OpenAI is in the headlines again, however, this time it’s sensitive. A research group has detected a security hole in OpenAI's account validation process that permitted anyone to acquire an almost infinite amount of free credits for the company's services. In fact, that could be pulled off just by registering new accounts via the same phone number. In other news, Siemens’ ICS products meant for the energy sector were affected by a critical bug that could potentially be exploited to gain complete root access to the targeted device without any prior authentication. Such attacks may lead to catastrophic outcomes, including the disruption of power grids.

Sentinel Labs has issued a warning regarding a North Korean cybercriminal group that is infecting research centers, universities, think tanks, and government organizations in Europe, Asia, and the U.S., via its enhanced reconnaissance malware - ReconShark.

Top Breaches Reported in the Last 24 Hours

Thousands of patients impacted at UU

University Urology (UU) of New York announced suffering a breach earlier this month after discovering suspicious activity in its network. The incident affected the protected health information of 56,816 patients that includes personal details (such as full names, addresses, birthdates, credentials) and medical information such as diagnosis, tests, treatment, prescriptions, insurance policy details, subscriber identification, and health plan beneficiary.

Top Malware Reported in the Last 24 Hours

ReconShark gets an upgrade

North Korean hacking group Kimsuky is distributing a new version of its reconnaissance malware called ReconShark. The cyberespionage campaign involves sending emails containing a link to a password-protected doc hosted on Microsoft OneDrive. The malware utilizes Windows Management Instrumentation (WMI) to gather a range of data from infected machines, including but not limited to running processes and battery information. Additionally, the malware can detect the presence of security software on the target system.

Major fraud via web inject kit

Experts at Cleafy disclosed nearly a four-year-long online fraud campaign that infected Windows systems in organizations using drIBAN, a web inject kit. Criminals attempted to alter legitimate banking transfers by changing the beneficiary details and redirecting the funds to their accounts.
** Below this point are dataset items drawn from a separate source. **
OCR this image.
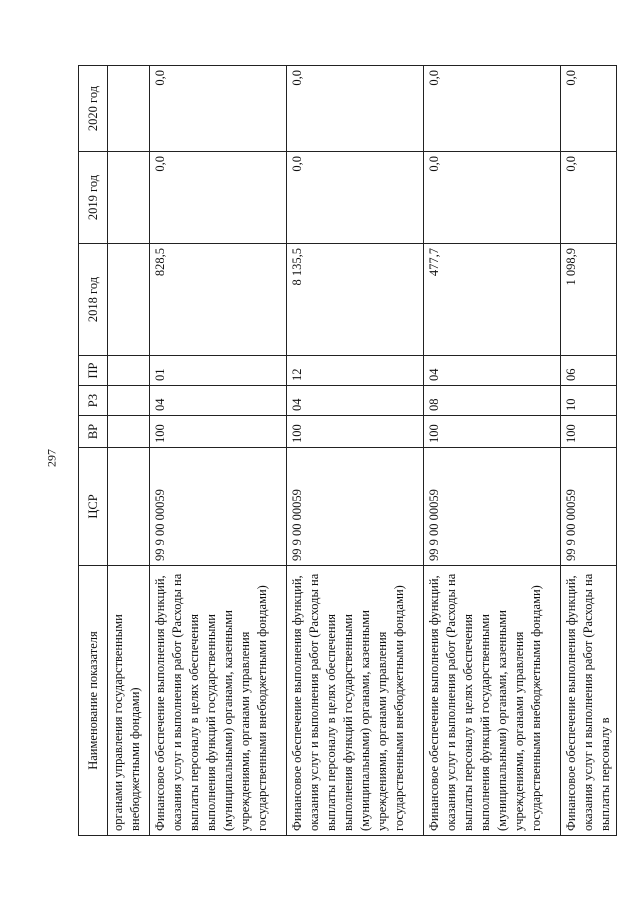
297
Наименование показателя	ЦСР	ВР	РЗ	ПР	2018 год	2019 год	2020 год
органами управления государственными внебюджетными фондами)							
Финансовое обеспечение выполнения функций, оказания услуг и выполнения работ (Расходы на выплаты персоналу в целях обеспечения выполнения функций государственными (муниципальными) органами, казенными учреждениями, органами управления государственными внебюджетными фондами)	99 9 00 00059	100	04	01	828,5	0,0	0,0
Финансовое обеспечение выполнения функций, оказания услуг и выполнения работ (Расходы на выплаты персоналу в целях обеспечения выполнения функций государственными (муниципальными) органами, казенными учреждениями, органами управления государственными внебюджетными фондами)	99 9 00 00059	100	04	12	8 135,5	0,0	0,0
Финансовое обеспечение выполнения функций, оказания услуг и выполнения работ (Расходы на выплаты персоналу в целях обеспечения выполнения функций государственными (муниципальными) органами, казенными учреждениями, органами управления государственными внебюджетными фондами)	99 9 00 00059	100	08	04	477,7	0,0	0,0
Финансовое обеспечение выполнения функций, оказания услуг и выполнения работ (Расходы на выплаты персоналу в	99 9 00 00059	100	10	06	1 098,9	0,0	0,0
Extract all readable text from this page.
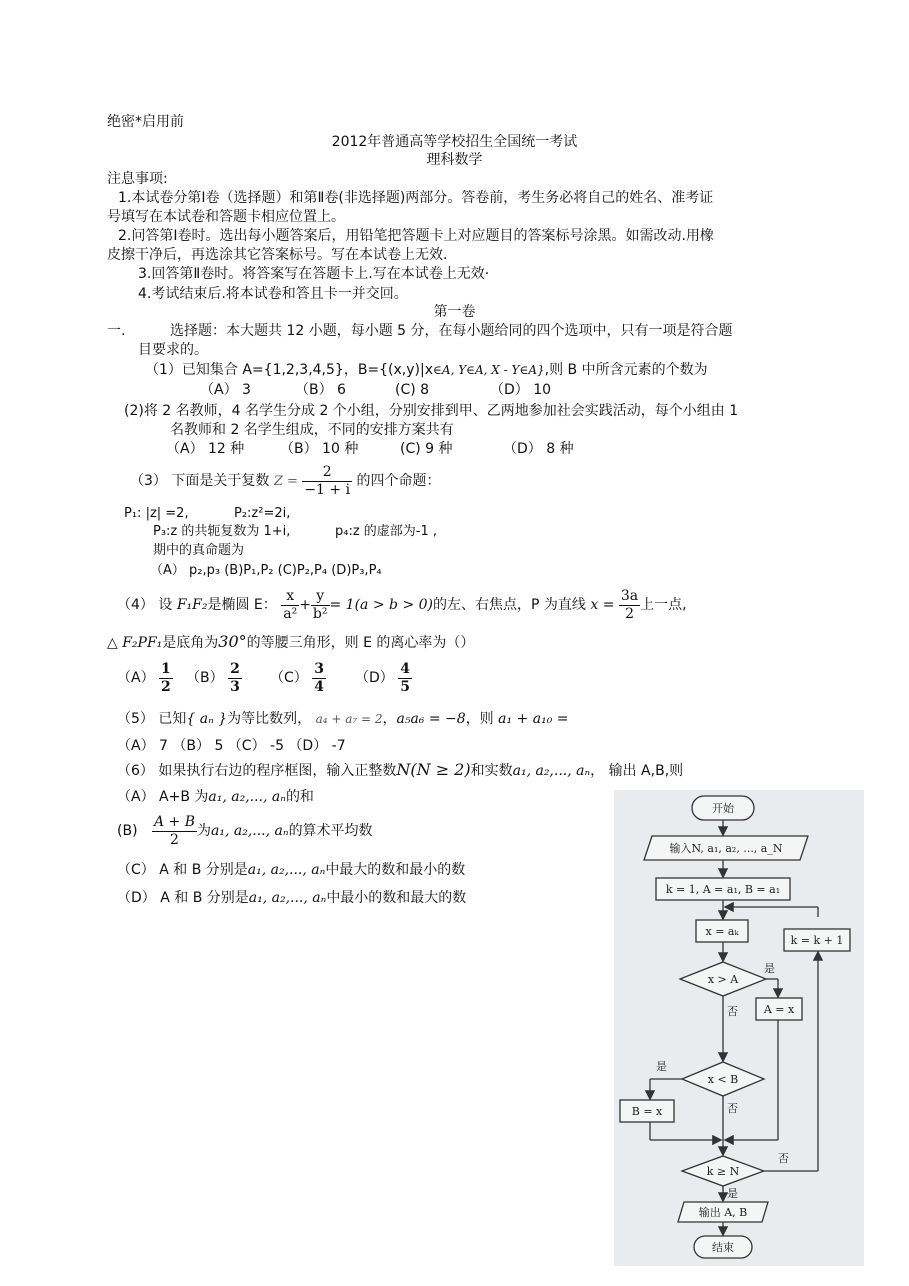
绝密*启用前
2012年普通高等学校招生全国统一考试
理科数学
注息事项:
1.本试卷分第Ⅰ卷（选择题）和第Ⅱ卷(非选择题)两部分。答卷前，考生务必将自己的姓名、准考证
号填写在本试卷和答题卡相应位置上。
2.问答第Ⅰ卷时。选出每小题答案后，用铅笔把答题卡上对应题目的答案标号涂黑。如需改动.用橡
皮擦干净后，再选涂其它答案标号。写在本试卷上无效.
3.回答第Ⅱ卷时。将答案写在答题卡上.写在本试卷上无效·
4.考试结束后.将本试卷和答且卡一并交回。
第一卷
一.	选择题：本大题共 12 小题，每小题 5 分，在每小题给同的四个选项中，只有一项是符合题
目要求的。
（1）已知集合 A={1,2,3,4,5}，B={(x,y)|x∈A, Y∈A, X - Y∈A},则 B 中所含元素的个数为
（A） 3	（B） 6	(C) 8	（D） 10
(2)将 2 名教师，4 名学生分成 2 个小组，分别安排到甲、乙两地参加社会实践活动，每个小组由 1
名教师和 2 名学生组成，不同的安排方案共有
（A） 12 种	（B） 10 种	(C) 9 种	（D） 8 种
（3） 下面是关于复数 $Z = \frac{2}{-1 + i}$ 的四个命题：
P₁: |z| =2,	P₂:z²=2i,
P₃:z 的共轭复数为 1+i,	p₄:z 的虚部为-1 ,
期中的真命题为
（A） p₂,p₃ (B)P₁,P₂ (C)P₂,P₄ (D)P₃,P₄
（4） 设 F₁F₂是椭圆 E： $\frac{x}{\text{a²}} + \frac{y}{\text{b²}} = 1(a > b > 0)$的左、右焦点，P 为直线 $x = \frac{3a}{2}$ 上一点,
△ F₂PF₁是底角为30°的等腰三角形，则 E 的离心率为（）
$(A) \frac{1}{2} (B) \frac{2}{3} (C) \frac{3}{4} (D) \frac{4}{5}$
（5） 已知{ aₙ }为等比数列， a₄ + a₇ = 2，a₅a₆ = −8，则 a₁ + a₁₀ =
（A） 7 （B） 5 （C） -5 （D） -7
（6） 如果执行右边的程序框图，输入正整数N(N ≥ 2)和实数a₁, a₂,..., aₙ， 输出 A,B,则
（A） A+B 为a₁, a₂,..., aₙ的和
$(B) \frac{A + B}{2}$ 为a₁, a₂,..., aₙ的算术平均数
（C） A 和 B 分别是a₁, a₂,..., aₙ中最大的数和最小的数
（D） A 和 B 分别是a₁, a₂,..., aₙ中最小的数和最大的数
开始
输入N, a₁, a₂, ..., a_N
k = 1, A = a₁, B = a₁
x = aₖ
k = k + 1
x > A
是
否 A = x
x < B
是
否
B = x
k ≥ N
否
是
输出 A, B
结束
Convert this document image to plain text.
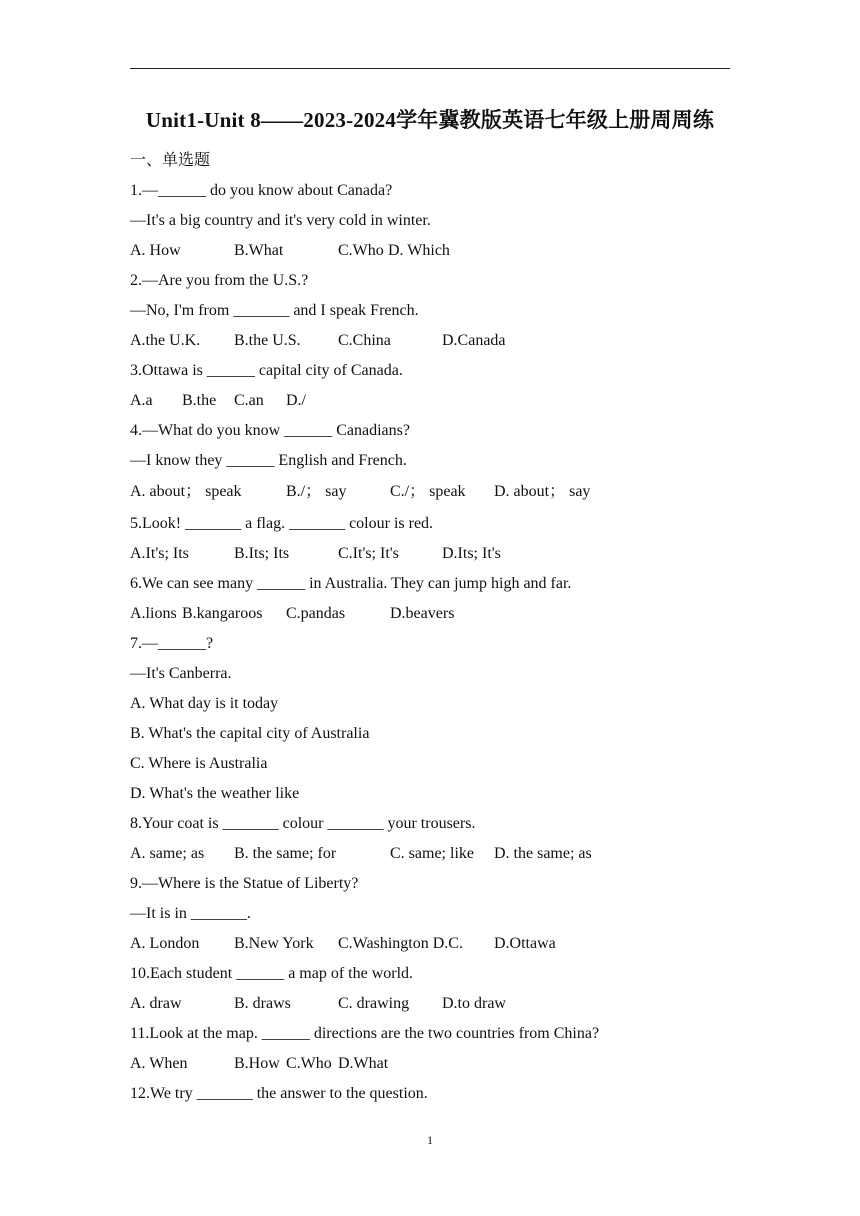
Unit1-Unit 8——2023-2024学年冀教版英语七年级上册周周练
一、单选题
1.—______ do you know about Canada?
—It's a big country and it's very cold in winter.

A. How

	B.What

	C.Who

D. Which

2.—Are you from the U.S.?
—No, I'm from _______ and I speak French.

A.the U.K.

B.the U.S.

C.China

	D.Canada

3.Ottawa is ______ capital city of Canada.

A.a

B.the

C.an

D./

4.—What do you know ______ Canadians?
—I know they ______ English and French.

A. about； speak

	B./； say

	C./； speak

D. about； say

5.Look! _______ a flag. _______ colour is red.

A.It's; Its

	B.Its; Its

	C.It's; It's

	D.Its; It's

6.We can see many ______ in Australia. They can jump high and far.

A.lions

B.kangaroos

C.pandas

	D.beavers

7.—______?
—It's Canberra.
A. What day is it today
B. What's the capital city of Australia
C. Where is Australia
D. What's the weather like
8.Your coat is _______ colour _______ your trousers.

A. same; as

B. the same; for

	C. same; like

D. the same; as

9.—Where is the Statue of Liberty?
—It is in _______.

A. London

B.New York

C.Washington D.C.

D.Ottawa

10.Each student ______ a map of the world.

A. draw

	B. draws

	C. drawing

D.to draw

11.Look at the map. ______ directions are the two countries from China?

A. When

	B.How

C.Who

D.What

12.We try _______ the answer to the question.
1
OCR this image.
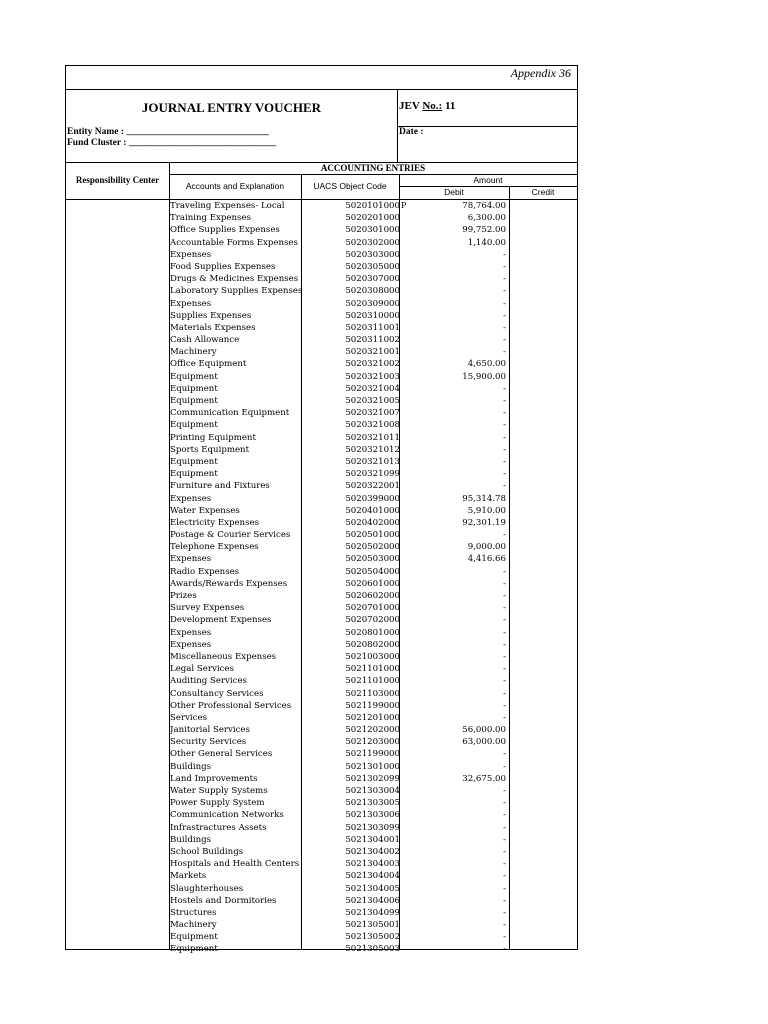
Appendix 36
JOURNAL ENTRY VOUCHER	JEV No.: 11
Entity Name : ______________________________
Fund Cluster : _______________________________
Date :
ACCOUNTING ENTRIES
Responsibility Center
Accounts and Explanation	UACS Object Code
Amount
Debit	Credit
Traveling Expenses- Local	5020101000 P	78,764.00
Training Expenses	5020201000	6,300.00
Office Supplies Expenses	5020301000	99,752.00
Accountable Forms Expenses	5020302000	1,140.00
Expenses	5020303000	-
Food Supplies Expenses	5020305000	-
Drugs & Medicines Expenses	5020307000	-
Laboratory Supplies Expenses	5020308000	-
Expenses	5020309000	-
Supplies Expenses	5020310000	-
Materials Expenses	5020311001	-
Cash Allowance	5020311002	-
Machinery	5020321001	-
Office Equipment	5020321002	4,650.00
Equipment	5020321003	15,900.00
Equipment	5020321004	-
Equipment	5020321005	-
Communication Equipment	5020321007	-
Equipment	5020321008	-
Printing Equipment	5020321011	-
Sports Equipment	5020321012	-
Equipment	5020321013	-
Equipment	5020321099	-
Furniture and Fixtures	5020322001	-
Expenses	5020399000	95,314.78
Water Expenses	5020401000	5,910.00
Electricity Expenses	5020402000	92,301.19
Postage & Courier Services	5020501000	-
Telephone Expenses	5020502000	9,000.00
Expenses	5020503000	4,416.66
Radio Expenses	5020504000	-
Awards/Rewards Expenses	5020601000	-
Prizes	5020602000	-
Survey Expenses	5020701000	-
Development Expenses	5020702000	-
Expenses	5020801000	-
Expenses	5020802000	-
Miscellaneous Expenses	5021003000	-
Legal Services	5021101000	-
Auditing Services	5021101000	-
Consultancy Services	5021103000	-
Other Professional Services	5021199000	-
Services	5021201000	-
Janitorial Services	5021202000	56,000.00
Security Services	5021203000	63,000.00
Other General Services	5021199000	-
Buildings	5021301000	-
Land Improvements	5021302099	32,675.00
Water Supply Systems	5021303004	-
Power Supply System	5021303005	-
Communication Networks	5021303006	-
Infrastractures Assets	5021303099	-
Buildings	5021304001	-
School Buildings	5021304002	-
Hospitals and Health Centers	5021304003	-
Markets	5021304004	-
Slaughterhouses	5021304005	-
Hostels and Dormitories	5021304006	-
Structures	5021304099	-
Machinery	5021305001	-
Equipment	5021305002	-
Equipment	5021305003	-
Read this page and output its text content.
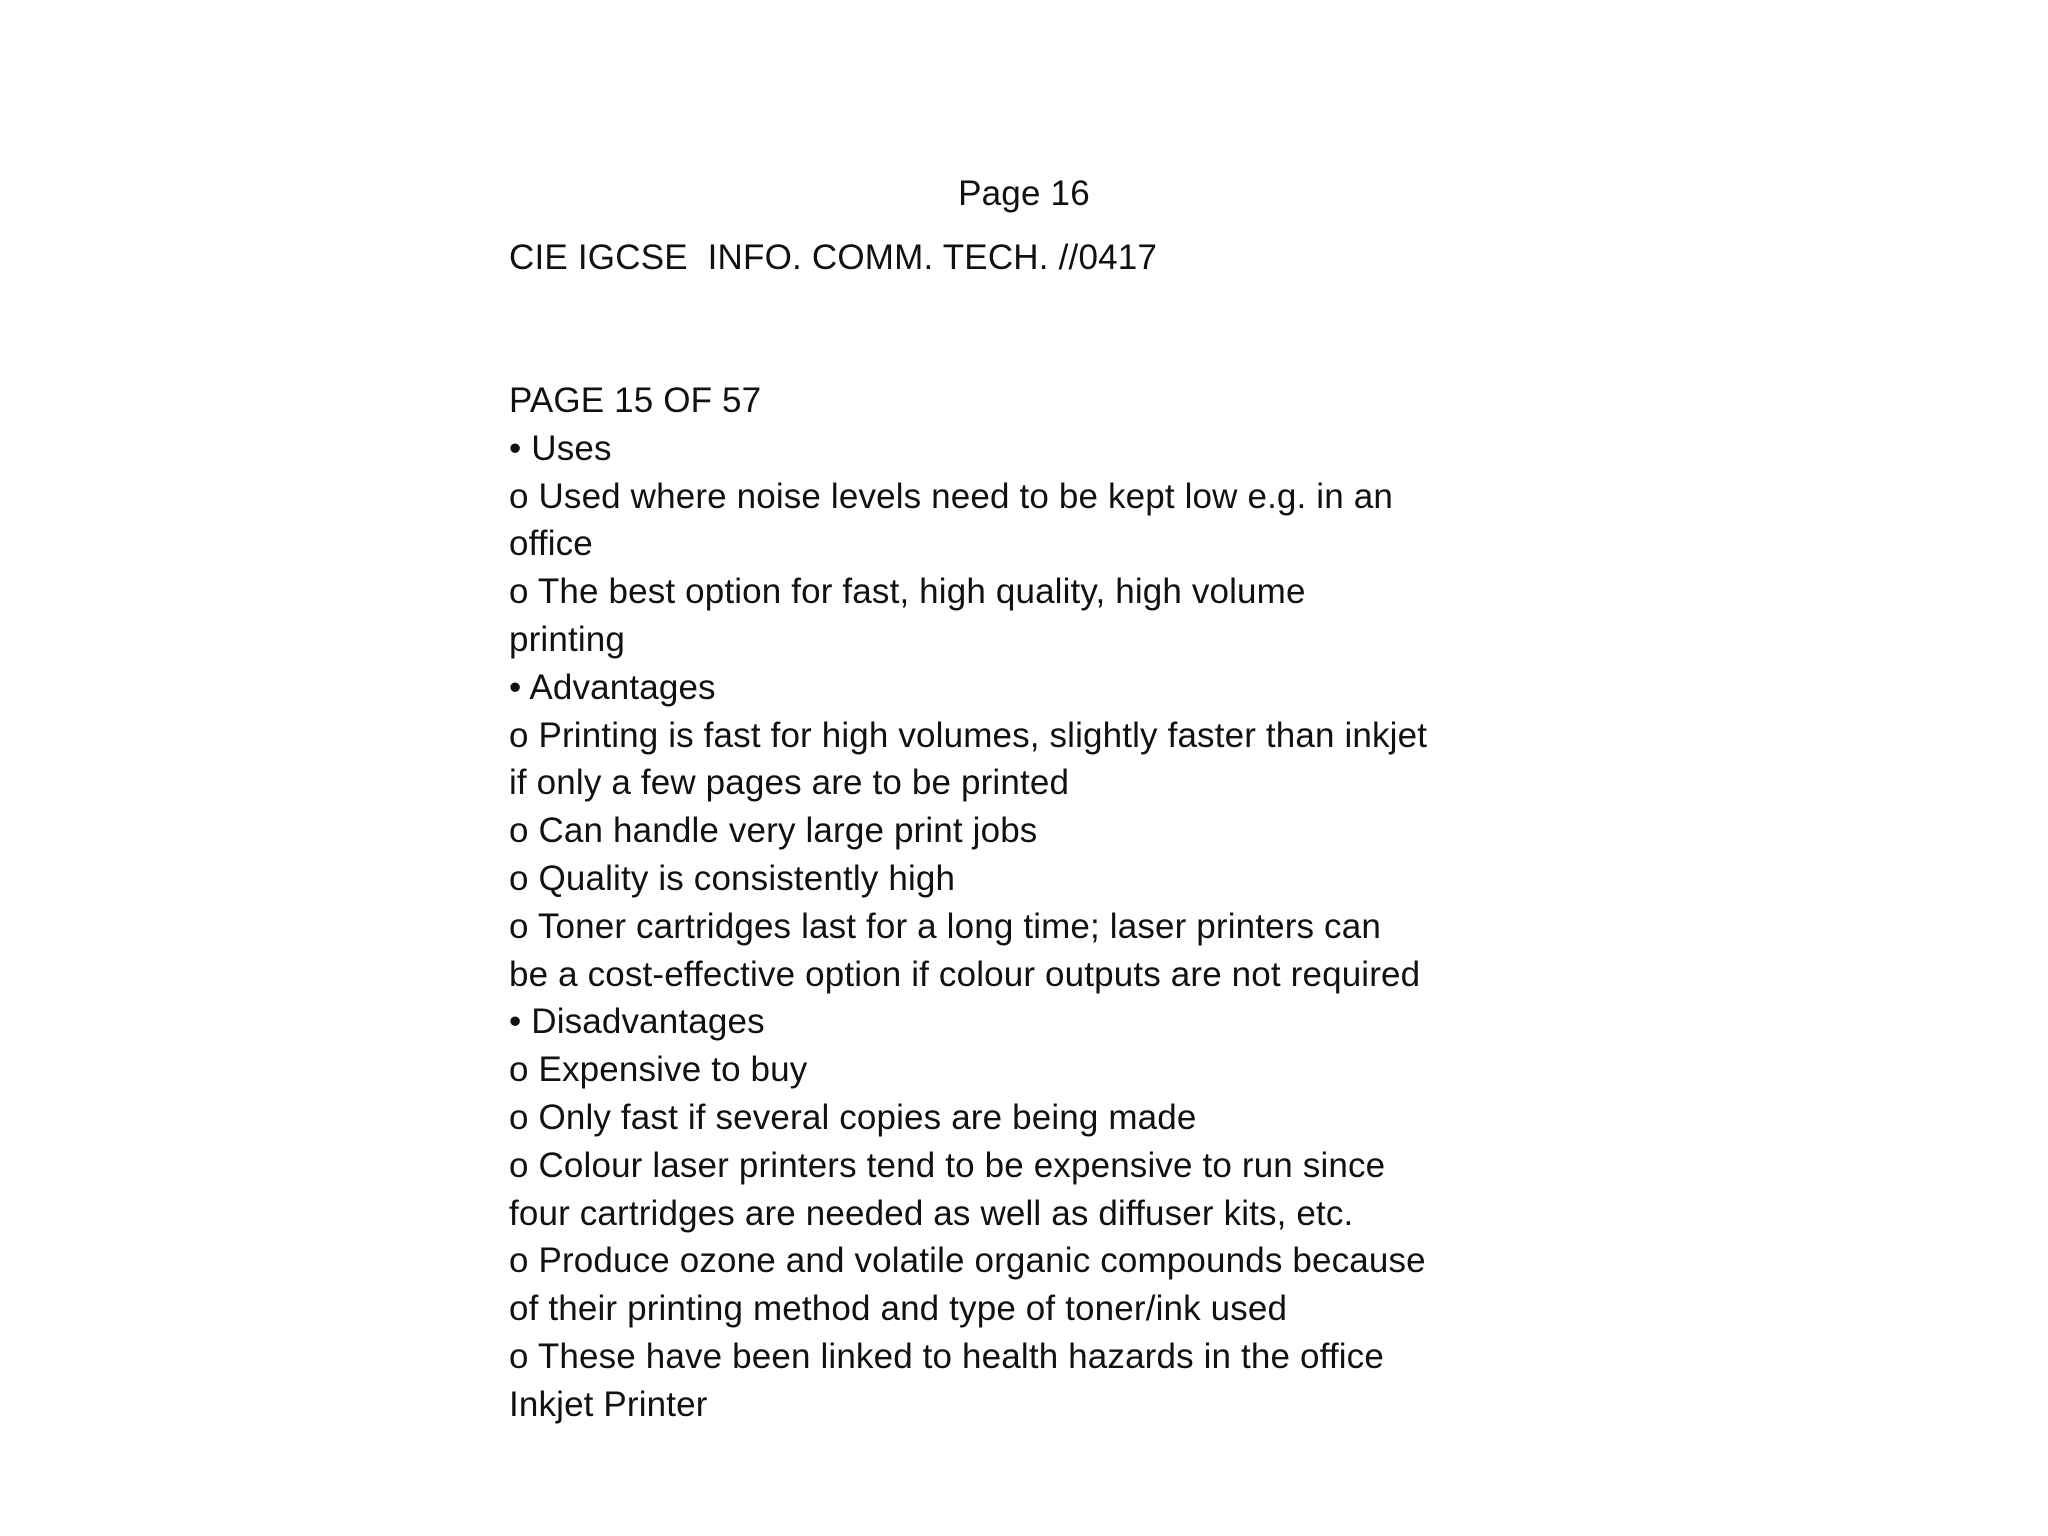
Page 16
CIE IGCSE  INFO. COMM. TECH. //0417
PAGE 15 OF 57
• Uses
o Used where noise levels need to be kept low e.g. in an office
o The best option for fast, high quality, high volume printing
• Advantages
o Printing is fast for high volumes, slightly faster than inkjet if only a few pages are to be printed
o Can handle very large print jobs
o Quality is consistently high
o Toner cartridges last for a long time; laser printers can be a cost-effective option if colour outputs are not required
• Disadvantages
o Expensive to buy
o Only fast if several copies are being made
o Colour laser printers tend to be expensive to run since four cartridges are needed as well as diffuser kits, etc.
o Produce ozone and volatile organic compounds because of their printing method and type of toner/ink used
o These have been linked to health hazards in the office
Inkjet Printer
The web inject kit allows fraudsters to bypass identity verification mechanisms, such as MFA and SCA, adopted by banks.

Top Vulnerabilities Reported in the Last 24 Hours

ICS vulnerability in Siemens products

A high-severity flaw was reported in Siemens’ ICS devices deployed in the energy sector. The flaw, identified as CVE-2023-28489, affects the CPCI85 firmware of Sicam A8000 CP-8031 and CP-8050 products. If abused, a remote attacker could run arbitrary code on compromised systems. These vulnerable products are Remote Terminal Units (RTUs) essentially created for telecontrol and automation in the energy supply sector, with a focus on substations.

OpenAI unlimited credit flaw

The account validation process for artificial intelligence company OpenAI contained a vulnerability that could be bypassed for free, unlimited credits for the company's services. It could be made possible through a catch-all email account on a private domain and by exploiting the vulnerability present in the phone number verification process. To mitigate the risk, the company simply mandated the email and phone number validation mechanism.

**Multiple bugs in Azure API Management **

Cloud security firm Ermetic uncovered three security issues in the Microsoft Azure API Management service: two server-side request forgery (SSRF) bugs and one file upload path traversal flaw. Successful abuse of the flaws could allow an adversary to potentially gain access to internal Azure assets, evade web application firewalls, initiate a DoS attack, and upload malevolent files to internal servers.